Посвети мне лицом — эту мшистую нить
я никак не могу в тишине различить,
только пальцы щекочет и пахнет рекой,
или бездной дохнёт моховой,
где костёр, разведённый когда-то вдали,
словно спичка, горит на орбите Земли
и тарелочки ягодной с кровью следы
семенят и кружат у воды.
ЧАСОВАЯ ПТИЦА
I
Вишня в кольцах летящего света,
так во тьме расцветает планета,
и кружит лепестковая стая —
это птица поёт часовая.
1
Колёсиками своими вертит,
вот одно повернулось — дзынь —
птица вспорхнула, чтобы лететь против смерти,
опрокинутой в жизнь, —
это как мчаться вдоль одного ветра против другого,
и, когда они встречаются грудь на грудь,
птица находит меж ними слово,
чтобы в него вскользнуть,
крылья сложив и вытянув лапы,
изо всех сил сжимает стеклянный клюв
зёрнышко света настольной лампы,
упавшее в словесную колею,
2
но в слове ещё темно и пусто,
оно свёрнуто из пространства,
как дыхательная трубка для грядки капустной,
для музыки слёз прекрасной,
оно ещё не узнало времени,
что целится метко,
часовая, с маленькой маслёнкой на темени,
птица-смайлик, птица-клетка,
3
птица-вспышка, огромный взрыв,
шестерёнки крутятся, словари открыв,
усатые валики пробуждаются вслед за ними
(на каждом усике — Божье Имя),
чиркают по металлическим лепесткам,
птица — ветер и пламя звука,
птица-фуга,
прикипевшая к небесам.
II
Люди с пустыми глазницами
преследуют сны во мне,
люди с оторванными птицами
бредут за мной в тишине,
я им кричу: отстаньте!
и голос мой, кстати,
похож на безмолвный огонь,
на ветер с его «ого-го».
1
Если не станешь временем, станет оно тобой.
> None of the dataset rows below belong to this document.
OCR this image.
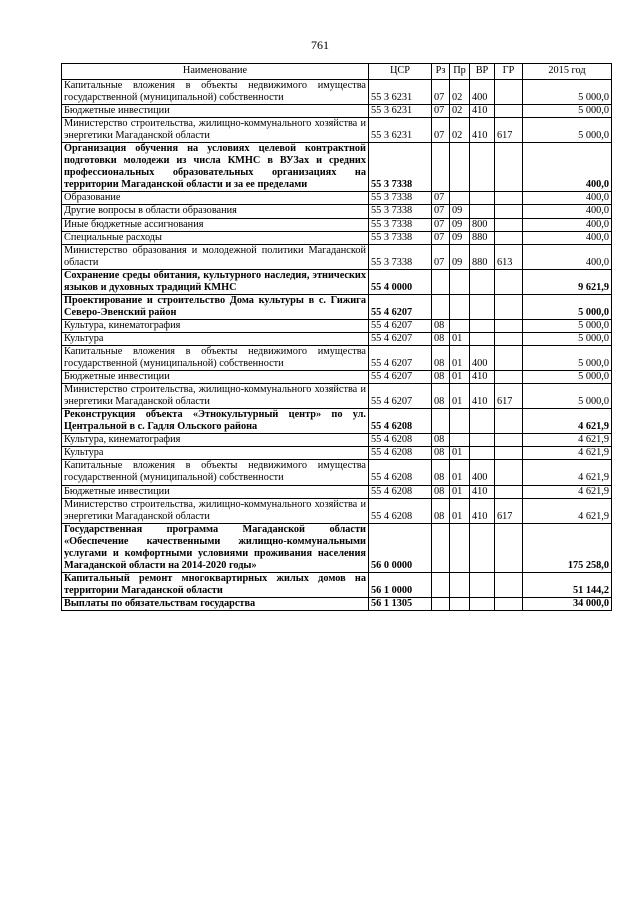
761
Наименование	ЦСР	Рз	Пр	ВР	ГР	2015 год
Капитальные вложения в объекты недвижимого имущества государственной (муниципальной) собственности	55 3 6231	07	02	400		5 000,0
Бюджетные инвестиции	55 3 6231	07	02	410		5 000,0
Министерство строительства, жилищно-коммунального хозяйства и энергетики Магаданской области	55 3 6231	07	02	410	617	5 000,0
Организация обучения на условиях целевой контрактной подготовки молодежи из числа КМНС в ВУЗах и средних профессиональных образовательных организациях на территории Магаданской области и за ее пределами	55 3 7338					400,0
Образование	55 3 7338	07				400,0
Другие вопросы в области образования	55 3 7338	07	09			400,0
Иные бюджетные ассигнования	55 3 7338	07	09	800		400,0
Специальные расходы	55 3 7338	07	09	880		400,0
Министерство образования и молодежной политики Магаданской области	55 3 7338	07	09	880	613	400,0
Сохранение среды обитания, культурного наследия, этнических языков и духовных традиций КМНС	55 4 0000					9 621,9
Проектирование и строительство Дома культуры в с. Гижига Северо-Эвенский район	55 4 6207					5 000,0
Культура, кинематография	55 4 6207	08				5 000,0
Культура	55 4 6207	08	01			5 000,0
Капитальные вложения в объекты недвижимого имущества государственной (муниципальной) собственности	55 4 6207	08	01	400		5 000,0
Бюджетные инвестиции	55 4 6207	08	01	410		5 000,0
Министерство строительства, жилищно-коммунального хозяйства и энергетики Магаданской области	55 4 6207	08	01	410	617	5 000,0
Реконструкция объекта «Этнокультурный центр» по ул. Центральной в с. Гадля Ольского района	55 4 6208					4 621,9
Культура, кинематография	55 4 6208	08				4 621,9
Культура	55 4 6208	08	01			4 621,9
Капитальные вложения в объекты недвижимого имущества государственной (муниципальной) собственности	55 4 6208	08	01	400		4 621,9
Бюджетные инвестиции	55 4 6208	08	01	410		4 621,9
Министерство строительства, жилищно-коммунального хозяйства и энергетики Магаданской области	55 4 6208	08	01	410	617	4 621,9
Государственная программа Магаданской области «Обеспечение качественными жилищно-коммунальными услугами и комфортными условиями проживания населения Магаданской области на 2014-2020 годы»	56 0 0000					175 258,0
Капитальный ремонт многоквартирных жилых домов на территории Магаданской области	56 1 0000					51 144,2
Выплаты по обязательствам государства	56 1 1305					34 000,0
Избушка-избушка, повернись к будущему задом,
а к прошлому передом.
Где-то война… мы привыкли жить невойной,
как река, обмелев, привыкает быть берегом.
Где-то весна… и мы смотрим её сквозь стекло,
став зрачками смартфона.
Избушка-избушка, наши птицы угнали тепло
и не помнят угона,
2
не помнят, когда против времени сделали крен.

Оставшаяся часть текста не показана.